- Coon Box Fork Bridge
- U.S. National Register of Historic Places
- Location: Coon Box Rd., Coon Box, Mississippi
- Coordinates: 31°47′25″N 91°5′37″W﻿ / ﻿31.79028°N 91.09361°W
- Area: 2 acres (0.81 ha)
- Built: 1919
- Architect: Schuster & Jacob, Robert Taylor
- Architectural style: Twin-tower Swng. Susp. Brdg.
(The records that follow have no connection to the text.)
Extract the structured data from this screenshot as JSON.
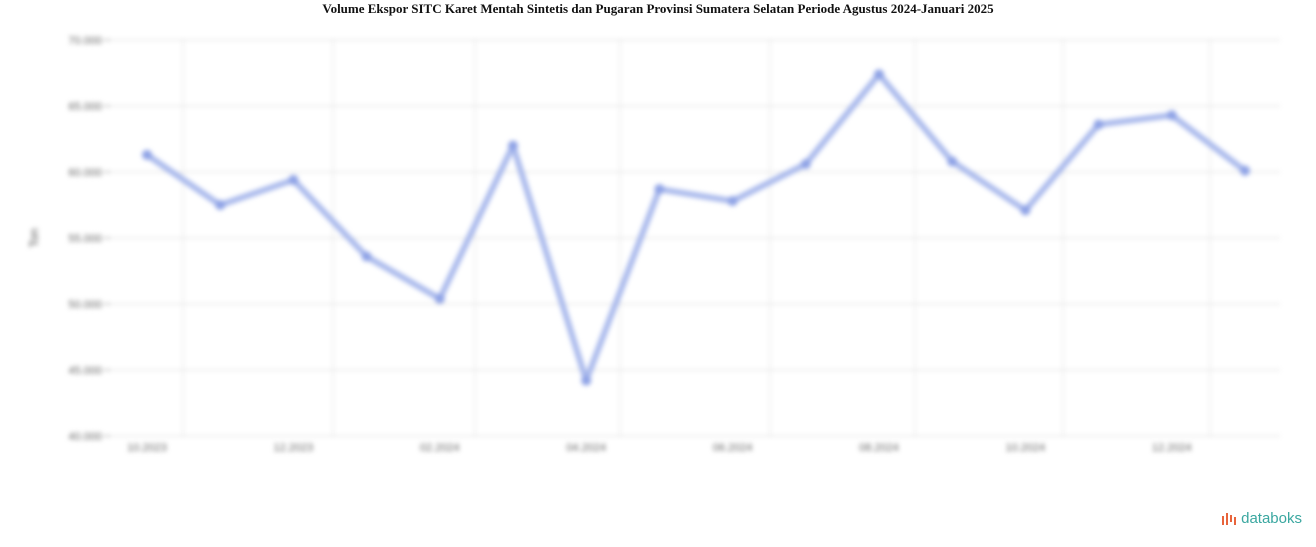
{
  "chart_data": {
    "type": "line",
    "title": "Volume Ekspor SITC Karet Mentah Sintetis dan Pugaran Provinsi Sumatera Selatan Periode Agustus 2024-Januari 2025",
    "xlabel": "",
    "ylabel": "Ton",
    "ylim": [
      40000,
      70000
    ],
    "yticks": [
      40000,
      45000,
      50000,
      55000,
      60000,
      65000,
      70000
    ],
    "ytick_labels": [
      "40.000",
      "45.000",
      "50.000",
      "55.000",
      "60.000",
      "65.000",
      "70.000"
    ],
    "x_tick_labels": [
      "10.2023",
      "12.2023",
      "02.2024",
      "04.2024",
      "06.2024",
      "08.2024",
      "10.2024",
      "12.2024"
    ],
    "x_tick_positions": [
      0,
      2,
      4,
      6,
      8,
      10,
      12,
      14
    ],
    "grid": true,
    "series": [
      {
        "name": "",
        "color": "#a9b9ec",
        "values": [
          61300,
          57500,
          59400,
          53600,
          50400,
          62000,
          44200,
          58700,
          57800,
          60600,
          67400,
          60800,
          57100,
          63600,
          64300,
          60100
        ]
      }
    ]
  },
  "brand": {
    "logo_text": "databoks",
    "logo_color": "#3aa7a0"
  }
}
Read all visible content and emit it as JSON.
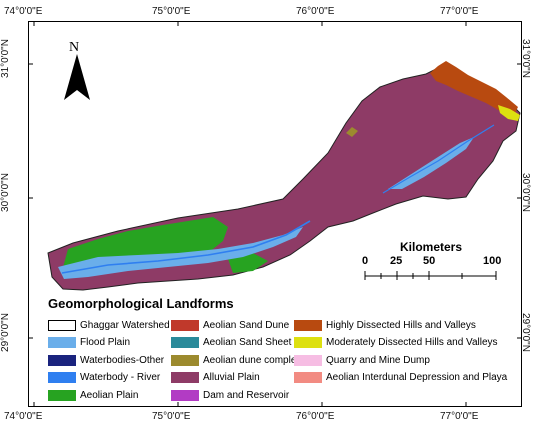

- MPS: Swinging Suspension Bridges TR
- NRHP reference No.: 79003429
- Added to NRHP: May 23, 1979

= Coon Box Fork Bridge =

The Coon Box Fork Bridge is a swinging suspension bridge located 1 mi southwest of Coon Box in Jefferson County, Mississippi. The bridge carries Coon Box Road across the North Fork Coles Creek. Constructed in 1919 for $3,498.99, the bridge has a wooden deck and concrete towers plated in iron. The bridge was one of many of the same type constructed in Jefferson County in the early 1900s to serve farmers in Coon Box; it is considered a "highly successful technological product" and is in fair condition. The bridge was added to the National Register of Historic Places on May 23, 1979. The bridge was destroyed in 2015.